Danone Communities, au-delà de son impact social, a un impact sur les employés et sur leur engagement par rapport à Danone. Pour ces personnes, c’est une façon de vivre le double projet. Impact 3, c’est un programme qui a trois impacts. Le premier concerne l’entreprise du portefeuille de Danone Communities que l’employé va aider, en lui apportant sa compétence et en lui permettant de résoudre un problème à un moment donné. Pour les entrepreneurs du portefeuille c’est une valeur extraordinaire. Cela a aussi un impact sur le salarié, parce que cela le transforme : en mission, il se retrouve confronté à un environnement qu’il ne connaît pas, un environnement de start-up, dans des pays en voie de développement, avec très peu de moyens et des contextes extrêmement changeants, fragiles. Il sort de sa zone de confort et revient grandi de cette expérience. Enfin cela a un impact sur Danone, puisque cet employé va restituer ce qu’il a appris sur le terrain : un côté plus entrepreneurial, de l’agilité, et ça, il le redonne au jour le jour dans son job. Ce qui est intéressant, c’est que tous les employés de Danone se rendent compte de l’impact qu’ils peuvent avoir. Cela a une valeur énorme de se dire qu’on a un impact, en plus avec un enjeu social. Donc c’est très valorisant, réconfortant, c’est fort pour les employés.
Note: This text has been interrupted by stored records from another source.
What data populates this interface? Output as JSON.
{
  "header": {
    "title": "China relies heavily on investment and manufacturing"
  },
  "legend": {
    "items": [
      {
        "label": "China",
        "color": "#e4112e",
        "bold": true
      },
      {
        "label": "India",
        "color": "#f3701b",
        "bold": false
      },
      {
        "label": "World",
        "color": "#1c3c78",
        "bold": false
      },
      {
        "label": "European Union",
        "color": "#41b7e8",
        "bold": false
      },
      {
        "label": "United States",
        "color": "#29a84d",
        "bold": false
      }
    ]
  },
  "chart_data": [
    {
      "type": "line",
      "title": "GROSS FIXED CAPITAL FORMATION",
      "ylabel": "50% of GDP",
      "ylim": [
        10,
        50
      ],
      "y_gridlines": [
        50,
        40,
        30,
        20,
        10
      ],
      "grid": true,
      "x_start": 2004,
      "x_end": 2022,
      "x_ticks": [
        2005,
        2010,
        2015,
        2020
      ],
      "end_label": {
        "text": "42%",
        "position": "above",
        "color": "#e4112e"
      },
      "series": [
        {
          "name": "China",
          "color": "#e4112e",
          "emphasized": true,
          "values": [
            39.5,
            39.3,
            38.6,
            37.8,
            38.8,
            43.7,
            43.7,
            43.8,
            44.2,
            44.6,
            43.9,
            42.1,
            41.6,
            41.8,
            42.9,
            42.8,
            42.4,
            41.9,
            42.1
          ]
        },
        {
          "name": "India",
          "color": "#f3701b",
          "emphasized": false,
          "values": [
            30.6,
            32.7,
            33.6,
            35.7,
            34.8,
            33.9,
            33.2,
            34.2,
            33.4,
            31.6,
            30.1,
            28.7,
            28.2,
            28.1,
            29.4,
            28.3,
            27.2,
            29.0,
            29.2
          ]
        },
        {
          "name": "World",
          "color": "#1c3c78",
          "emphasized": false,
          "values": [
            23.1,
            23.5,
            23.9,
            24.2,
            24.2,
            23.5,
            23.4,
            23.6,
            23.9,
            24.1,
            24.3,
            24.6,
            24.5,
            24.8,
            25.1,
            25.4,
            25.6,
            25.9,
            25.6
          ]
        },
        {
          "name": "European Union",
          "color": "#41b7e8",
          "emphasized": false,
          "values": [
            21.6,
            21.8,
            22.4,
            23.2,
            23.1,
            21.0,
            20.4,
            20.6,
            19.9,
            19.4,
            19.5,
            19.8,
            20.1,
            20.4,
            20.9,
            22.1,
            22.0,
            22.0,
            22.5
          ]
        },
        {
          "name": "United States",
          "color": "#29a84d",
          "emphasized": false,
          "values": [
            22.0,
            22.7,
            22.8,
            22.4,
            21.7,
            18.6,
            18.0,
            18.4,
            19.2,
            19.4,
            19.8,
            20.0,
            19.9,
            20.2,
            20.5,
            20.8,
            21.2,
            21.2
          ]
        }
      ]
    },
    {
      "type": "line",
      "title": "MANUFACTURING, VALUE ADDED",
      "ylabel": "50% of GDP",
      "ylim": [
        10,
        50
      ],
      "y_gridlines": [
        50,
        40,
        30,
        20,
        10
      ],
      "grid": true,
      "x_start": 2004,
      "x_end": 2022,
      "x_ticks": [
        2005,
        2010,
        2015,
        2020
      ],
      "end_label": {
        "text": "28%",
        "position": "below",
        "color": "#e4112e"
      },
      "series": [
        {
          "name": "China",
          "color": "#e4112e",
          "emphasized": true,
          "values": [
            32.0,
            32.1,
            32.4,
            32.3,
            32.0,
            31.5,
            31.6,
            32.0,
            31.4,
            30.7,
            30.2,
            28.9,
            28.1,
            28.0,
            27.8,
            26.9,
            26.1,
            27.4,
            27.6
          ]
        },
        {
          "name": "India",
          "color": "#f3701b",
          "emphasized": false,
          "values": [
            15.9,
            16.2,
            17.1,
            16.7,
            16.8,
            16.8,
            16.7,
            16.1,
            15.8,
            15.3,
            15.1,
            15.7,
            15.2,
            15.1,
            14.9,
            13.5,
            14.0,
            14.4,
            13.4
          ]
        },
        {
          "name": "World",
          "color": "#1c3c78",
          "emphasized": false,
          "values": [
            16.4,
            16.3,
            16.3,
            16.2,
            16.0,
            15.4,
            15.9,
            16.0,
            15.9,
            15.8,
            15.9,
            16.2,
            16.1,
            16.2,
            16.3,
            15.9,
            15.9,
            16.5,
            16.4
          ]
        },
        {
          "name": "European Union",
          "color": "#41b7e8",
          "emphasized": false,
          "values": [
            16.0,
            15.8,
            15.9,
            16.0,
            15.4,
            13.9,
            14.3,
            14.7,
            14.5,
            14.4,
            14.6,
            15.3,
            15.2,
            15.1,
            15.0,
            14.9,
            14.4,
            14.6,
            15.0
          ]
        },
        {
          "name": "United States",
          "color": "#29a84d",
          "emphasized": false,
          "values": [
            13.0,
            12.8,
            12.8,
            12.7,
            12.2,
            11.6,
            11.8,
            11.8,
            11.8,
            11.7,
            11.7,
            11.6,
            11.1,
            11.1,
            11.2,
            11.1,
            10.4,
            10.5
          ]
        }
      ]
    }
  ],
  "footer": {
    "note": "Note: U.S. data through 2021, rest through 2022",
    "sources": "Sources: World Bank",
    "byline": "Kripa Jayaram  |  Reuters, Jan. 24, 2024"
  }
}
Cela fait un lien direct avec la mission de Danone et son ADN économique et social : il y a une vérité derrière la mission et l’ADN de Danone
Les collaborateurs de Danone détiennent aussi près de 40 % du fonds commun de placement de Danone Communities. Qu’attendent-ils de cet investissement ?
Effectivement, la spécificité de ce fonds est qu’il est ouvert aux salariés. Ils peuvent chaque année placer tout ou partie de leurs intéressements et participations – en France, puisque le placement dans le fonds n’est ouvert qu’aux salariés français –, et c’est vrai que chaque année de nombreux salariés font des placements. Aujourd’hui, j’ai l’habitude de dire que ce fonds appartient aux salariés, puisque in fine ils en sont les plus gros actionnaires.
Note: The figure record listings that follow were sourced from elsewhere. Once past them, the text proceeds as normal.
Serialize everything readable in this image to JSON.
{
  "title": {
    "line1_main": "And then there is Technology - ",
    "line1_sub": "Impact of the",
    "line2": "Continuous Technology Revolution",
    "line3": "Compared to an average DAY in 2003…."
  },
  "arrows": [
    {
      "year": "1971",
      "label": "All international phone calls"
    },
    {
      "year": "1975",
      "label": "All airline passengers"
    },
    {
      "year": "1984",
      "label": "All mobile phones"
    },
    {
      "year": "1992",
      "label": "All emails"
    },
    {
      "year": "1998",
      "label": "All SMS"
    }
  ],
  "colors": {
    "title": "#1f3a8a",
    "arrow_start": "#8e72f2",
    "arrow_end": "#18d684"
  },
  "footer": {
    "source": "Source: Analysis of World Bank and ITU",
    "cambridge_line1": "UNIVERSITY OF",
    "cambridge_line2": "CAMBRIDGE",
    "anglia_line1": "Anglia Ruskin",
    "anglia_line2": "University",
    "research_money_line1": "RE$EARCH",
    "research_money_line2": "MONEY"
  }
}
Quand on discute avec eux, ils investissent d’abord « pour l’impact », en lien avec leur engagement sur des projets qui ont un impact social. Concernant le retour sur investissement, ils nous disent qu’au minimum ils ne veulent pas perdre d’argent, et que, s’ils peuvent faire 1 ou 2 %, c’est tant mieux… Pour certains salariés, c’est extrêmement important parce que c’est un placement qui a du sens, un placement de cœur, et que c’est leur contribution à ces projets. Ils représentent aujourd’hui près de 40 % du fonds, mais, mon rêve, c’est que ce soit plus de 50 %.